Air Traffic Controller Career -
Where can I work?
While aircraft and pilots may steal the show when it comes to aviation, air traffic controllers are an absolutely essential element of the aviation industry. Without their highly-skilled eyes watching over and keeping pilots from running into each other, flying would harder than it already is.
If you're considering an air traffic control career, chances are you already know this, but what you may not know is there are several places air traffic controllers work. Once you complete your training, you can work as a tower, TRACON, or En-route controller.
Of all the career paths available to air traffic controllers, this is probably the one most people picture. These controllers are generally located at the airport in the tower if there is one.
They spend their days and nights overseeing operations at the airport level. They control local weather reporting and issuing clearances for taxi, takeoff, and landing. In short, tower controllers control the airport.
Terminal Approach Control
Terminal approach control, or TRACON, handle everything near the airport. They are usually located in the same facility as the tower controllers, but they don't handle traffic on the ground.
TRACON handles every aircraft within a certain range--both inbound and outbound flights. They may see traffic for a specific field or, as is more common in larger cities, multiple fields.

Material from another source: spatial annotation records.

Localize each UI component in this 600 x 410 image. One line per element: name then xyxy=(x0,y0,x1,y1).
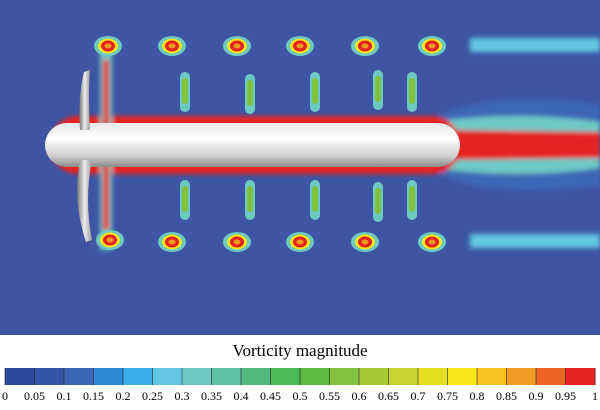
colorbar-tick-label: 0.1 xyxy=(57,389,72,403)
colorbar-tick-label: 0.3 xyxy=(175,389,190,403)
colorbar-tick-label: 0.35 xyxy=(201,389,222,403)
colorbar-segment xyxy=(123,368,153,385)
colorbar-tick-label: 0.25 xyxy=(142,389,163,403)
colorbar-segment xyxy=(5,368,35,385)
colorbar-segment xyxy=(34,368,65,385)
colorbar-segment xyxy=(211,368,242,385)
colorbar-tick-label: 0.85 xyxy=(496,389,517,403)
colorbar-segment xyxy=(241,368,271,385)
colorbar-segment xyxy=(388,368,419,385)
flow-field xyxy=(0,0,600,335)
colorbar-segment xyxy=(182,368,212,385)
colorbar-tick-label: 0.15 xyxy=(83,389,104,403)
colorbar-tick-label: 0.65 xyxy=(378,389,399,403)
colorbar-segment xyxy=(270,368,301,385)
colorbar-tick-label: 0.7 xyxy=(411,389,426,403)
colorbar-segment xyxy=(300,368,330,385)
colorbar-tick-label: 0.8 xyxy=(470,389,485,403)
colorbar-tick-label: 0.6 xyxy=(352,389,367,403)
colorbar-tick-label: 0.75 xyxy=(437,389,458,403)
colorbar-tick-label: 0.2 xyxy=(116,389,131,403)
colorbar-segment xyxy=(565,368,596,385)
colorbar-tick-label: 0.95 xyxy=(555,389,576,403)
hull xyxy=(45,123,460,167)
colorbar: 0 0.05 0.1 0.15 0.2 0.25 0.3 0.35 0.4 0.45 0.5 0.55… xyxy=(2,368,598,403)
colorbar-segment xyxy=(152,368,183,385)
colorbar-segment xyxy=(329,368,360,385)
colorbar-tick-label: 0.9 xyxy=(529,389,544,403)
colorbar-tick-label: 0.5 xyxy=(293,389,308,403)
colorbar-segment xyxy=(64,368,94,385)
propeller xyxy=(77,70,92,242)
colorbar-segment xyxy=(506,368,537,385)
colorbar-segment xyxy=(477,368,507,385)
colorbar-tick-label: 0.05 xyxy=(24,389,45,403)
colorbar-segment xyxy=(536,368,566,385)
colorbar-tick-label: 0.45 xyxy=(260,389,281,403)
colorbar-segment xyxy=(447,368,478,385)
colorbar-segment xyxy=(359,368,389,385)
colorbar-segment xyxy=(93,368,124,385)
colorbar-tick-label: 0.55 xyxy=(319,389,340,403)
colorbar-tick-label: 0.4 xyxy=(234,389,249,403)
colorbar-tick-label: 0 xyxy=(2,389,8,403)
colorbar-segment xyxy=(418,368,448,385)
colorbar-title: Vorticity magnitude xyxy=(232,341,367,360)
colorbar-tick-label: 1 xyxy=(592,389,598,403)
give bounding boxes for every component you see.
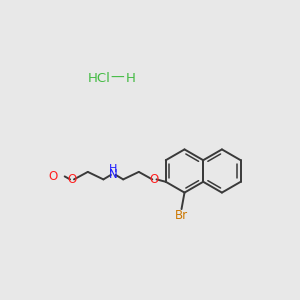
Text: H: H [126, 71, 135, 85]
Text: HCl: HCl [88, 71, 110, 85]
Text: —: — [110, 71, 124, 85]
Text: O: O [150, 173, 159, 186]
Text: N: N [109, 168, 118, 182]
Text: O: O [48, 170, 57, 183]
Text: Br: Br [175, 209, 188, 222]
Text: H: H [109, 164, 118, 175]
Text: O: O [68, 173, 77, 186]
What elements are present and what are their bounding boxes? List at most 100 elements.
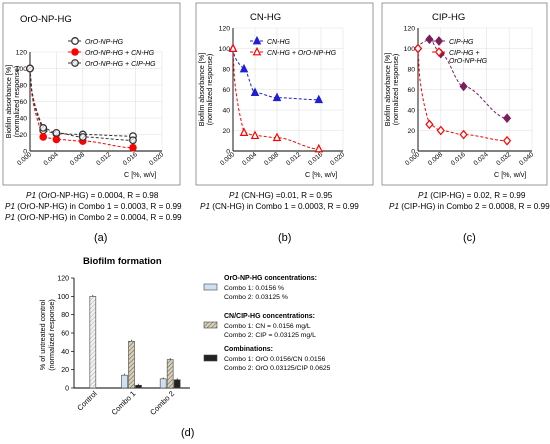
bar [166, 359, 174, 389]
chart-title: CN-HG [250, 12, 281, 23]
y-tick-label: 80 [61, 312, 69, 319]
y-tick-label: 40 [19, 116, 27, 123]
y-tick-label: 20 [222, 128, 230, 135]
data-point [250, 130, 260, 140]
y-tick-label: 40 [61, 349, 69, 356]
bar [173, 379, 181, 389]
data-point [78, 133, 87, 141]
y-axis-label: Biofilm absorbance [%] [4, 65, 13, 139]
y-tick-label: 80 [407, 67, 415, 74]
y-tick-label: 120 [219, 26, 231, 33]
legend-line-text: Combo 1: CN = 0.0156 mg/L [224, 323, 311, 330]
panel-label-c: (c) [463, 232, 476, 244]
y-axis-label: Biofilm absorbance [%] [197, 53, 206, 127]
y-axis-label-2: (normalized response) [12, 66, 21, 138]
caption-c-1: P1 (CIP-HG) = 0.02, R = 0.99 [418, 191, 526, 200]
data-point [239, 127, 249, 136]
x-axis-label: C [%, w/v] [124, 170, 156, 179]
legend-label: OrO-NP-HG + CIP-HG [85, 61, 156, 68]
data-point [26, 64, 34, 73]
panel-label-b: (b) [278, 232, 292, 244]
legend-label: OrO-NP-HG + CN-HG [85, 50, 155, 57]
data-point [502, 113, 512, 124]
data-point [459, 129, 468, 140]
chart-title: Biofilm formation [83, 256, 162, 267]
bar [89, 296, 97, 389]
data-point [502, 135, 512, 146]
caption-a-1: P1 (OrO-NP-HG) = 0.0004, R = 0.98 [26, 191, 159, 200]
y-tick-label: 80 [222, 67, 230, 74]
legend-line-text: Combo 1: OrO 0.0156/CN 0.0156 [224, 356, 325, 363]
caption-b-1: P1 (CN-HG) =0.01, R = 0.95 [229, 191, 333, 200]
data-point [52, 135, 61, 144]
data-point [239, 63, 249, 73]
data-point [129, 136, 137, 145]
caption-a-3: P1 (OrO-NP-HG) in Combo 2 = 0.0004, R = … [5, 213, 182, 222]
y-axis-label-2: (normalized response) [205, 54, 214, 126]
y-tick-label: 20 [407, 128, 415, 135]
data-point [39, 123, 48, 132]
data-point [39, 133, 48, 141]
y-axis-label: % of untreated control [38, 299, 47, 370]
fit-curve [417, 38, 508, 119]
chart-title: OrO-NP-HG [20, 14, 72, 25]
x-axis-label: C [%, w/v] [494, 170, 526, 179]
legend-label: CIP-HG [449, 39, 474, 46]
y-tick-label: 20 [61, 367, 69, 374]
caption-b-2: P1 (CN-HG) in Combo 1 = 0.0003, R = 0.99 [200, 202, 359, 211]
legend-label: CN-HG [267, 39, 290, 46]
y-tick-label: 40 [407, 108, 415, 115]
data-point [52, 128, 61, 137]
chart-title: CIP-HG [432, 12, 465, 23]
legend-marker [434, 47, 444, 57]
data-point [228, 43, 238, 52]
y-tick-label: 0 [65, 386, 69, 393]
legend-marker [71, 48, 79, 56]
y-tick-label: 0 [226, 149, 230, 156]
y-tick-label: 100 [404, 46, 416, 53]
y-tick-label: 100 [57, 294, 69, 301]
legend-label: OrO-NP-HG [85, 39, 124, 46]
legend-line-text: Combo 1: 0.0156 % [224, 285, 284, 292]
x-tick-label: Combo 2 [148, 389, 176, 417]
y-tick-label: 60 [222, 87, 230, 94]
data-point [425, 119, 434, 130]
data-point [272, 92, 282, 102]
data-point [250, 87, 260, 96]
y-tick-label: 120 [404, 26, 416, 33]
data-point [314, 143, 324, 153]
x-tick-label: Combo 1 [110, 389, 138, 417]
legend-swatch [203, 354, 218, 362]
y-axis-label-2: (normalized response) [391, 54, 400, 126]
y-tick-label: 100 [219, 46, 231, 53]
y-tick-label: 60 [407, 87, 415, 94]
y-tick-label: 40 [222, 108, 230, 115]
legend-marker [71, 59, 79, 67]
panel-frame [381, 2, 548, 186]
data-point [425, 34, 434, 45]
legend-label: CIP-HG + [449, 50, 480, 57]
y-tick-label: 100 [16, 66, 28, 73]
caption-c-2: P1 (CIP-HG) in Combo 2 = 0.0008, R = 0.9… [389, 202, 550, 211]
legend-label: CN-HG + OrO-NP-HG [267, 50, 337, 57]
legend-heading: Combinations: [224, 346, 273, 353]
y-axis-label-2: (normalized response) [47, 299, 56, 371]
legend-line-text: Combo 2: CIP = 0.03125 mg/L [224, 332, 316, 339]
y-tick-label: 0 [23, 149, 27, 156]
legend-label-2: OrO-NP-HG [449, 58, 488, 65]
chart-panel-d: Biofilm formation 0 20 40 60 80 100 120 % of unt… [38, 252, 331, 417]
legend-marker [71, 37, 79, 45]
legend-swatch [203, 283, 218, 291]
panel-label-d: (d) [181, 427, 195, 439]
bar [121, 374, 128, 389]
panel-frame [195, 2, 374, 186]
legend-swatch [203, 321, 218, 329]
data-point [272, 132, 282, 142]
legend-marker [252, 46, 262, 56]
bar [159, 378, 167, 389]
x-axis-label: C [%, w/v] [305, 170, 337, 179]
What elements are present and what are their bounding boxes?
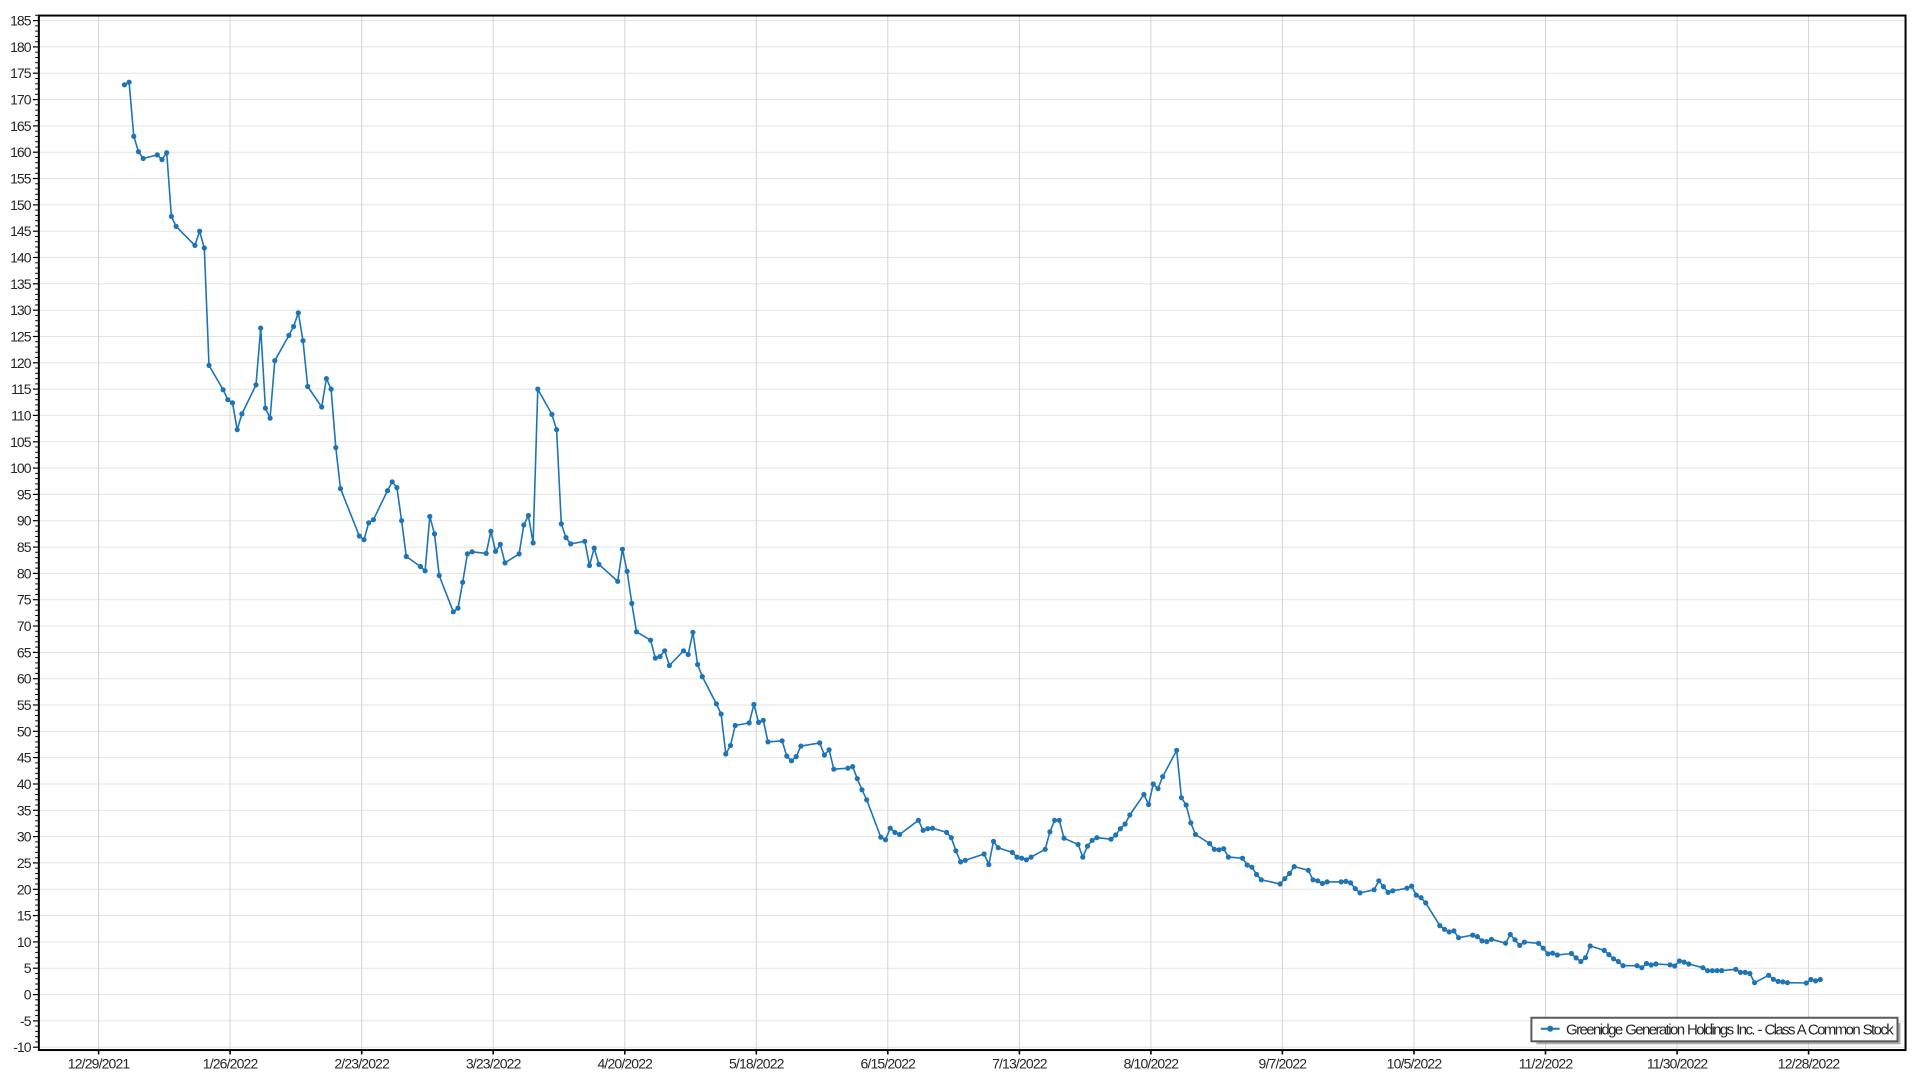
svg-text:2/23/2022: 2/23/2022	[334, 1056, 390, 1072]
svg-text:105: 105	[10, 434, 32, 450]
svg-text:7/13/2022: 7/13/2022	[992, 1056, 1048, 1072]
svg-text:180: 180	[10, 39, 32, 55]
svg-text:115: 115	[11, 381, 32, 397]
svg-text:65: 65	[17, 644, 32, 660]
svg-text:4/20/2022: 4/20/2022	[597, 1056, 653, 1072]
svg-text:160: 160	[10, 144, 32, 160]
svg-text:95: 95	[17, 486, 32, 502]
svg-text:5/18/2022: 5/18/2022	[729, 1056, 785, 1072]
svg-text:175: 175	[10, 65, 32, 81]
svg-text:145: 145	[10, 223, 32, 239]
svg-text:165: 165	[10, 118, 32, 134]
svg-text:35: 35	[17, 802, 32, 818]
svg-text:40: 40	[17, 776, 32, 792]
svg-text:85: 85	[17, 539, 32, 555]
svg-text:70: 70	[17, 618, 32, 634]
svg-text:130: 130	[10, 302, 32, 318]
svg-text:30: 30	[17, 829, 32, 845]
svg-text:135: 135	[10, 276, 32, 292]
svg-text:-10: -10	[13, 1039, 31, 1055]
svg-text:140: 140	[10, 250, 32, 266]
svg-text:20: 20	[17, 881, 32, 897]
svg-text:12/28/2022: 12/28/2022	[1778, 1056, 1841, 1072]
svg-text:80: 80	[17, 565, 32, 581]
svg-text:10: 10	[17, 934, 32, 950]
svg-text:155: 155	[10, 171, 32, 187]
svg-text:0: 0	[24, 987, 32, 1003]
svg-text:-5: -5	[20, 1013, 32, 1029]
svg-text:75: 75	[17, 592, 32, 608]
svg-text:3/23/2022: 3/23/2022	[466, 1056, 522, 1072]
svg-text:1/26/2022: 1/26/2022	[203, 1056, 259, 1072]
svg-text:90: 90	[17, 513, 32, 529]
svg-text:120: 120	[10, 355, 32, 371]
svg-text:10/5/2022: 10/5/2022	[1387, 1056, 1443, 1072]
svg-text:6/15/2022: 6/15/2022	[860, 1056, 916, 1072]
svg-text:170: 170	[10, 92, 32, 108]
svg-text:50: 50	[17, 723, 32, 739]
svg-text:55: 55	[17, 697, 32, 713]
svg-text:5: 5	[24, 960, 32, 976]
svg-text:45: 45	[17, 750, 32, 766]
svg-text:100: 100	[10, 460, 32, 476]
svg-text:11/2/2022: 11/2/2022	[1519, 1056, 1574, 1072]
svg-text:15: 15	[17, 908, 32, 924]
svg-text:11/30/2022: 11/30/2022	[1647, 1056, 1709, 1072]
svg-text:150: 150	[10, 197, 32, 213]
svg-text:8/10/2022: 8/10/2022	[1124, 1056, 1180, 1072]
svg-text:12/29/2021: 12/29/2021	[68, 1056, 131, 1072]
svg-text:Greenidge Generation Holdings: Greenidge Generation Holdings Inc. - Cla…	[1566, 1022, 1894, 1039]
svg-text:110: 110	[11, 407, 32, 423]
svg-text:25: 25	[17, 855, 32, 871]
svg-text:185: 185	[10, 13, 32, 29]
svg-text:60: 60	[17, 671, 32, 687]
svg-text:9/7/2022: 9/7/2022	[1259, 1056, 1308, 1072]
svg-text:125: 125	[10, 329, 32, 345]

These controllers are primarily concerned with sequencing and spacing aircraft for safe arrivals and departures.
Last but not least, en-route controllers handle all the airspace between major metropolitan areas. They typically work in dedicated facilities that are much larger than airport towers known as "centers." The center controllers work together to handle all traffic in specific regions by relying on long-range radar and radio services.
Once an aircraft is near its destination, the center controller will hand it off to approach control, who in turn will sequence the aircraft before handing it off to the tower controllers who will issue the landing clearance.
Air traffic controllers are an essential element of the aviation formula. They allow pilots to focus on flying their aircraft by providing weather services and helping pilots maintain separation in the sky. While the job may not come with as much glory as of the pilot, air traffic controllers are the linchpin that keeps the entire system safe and efficient.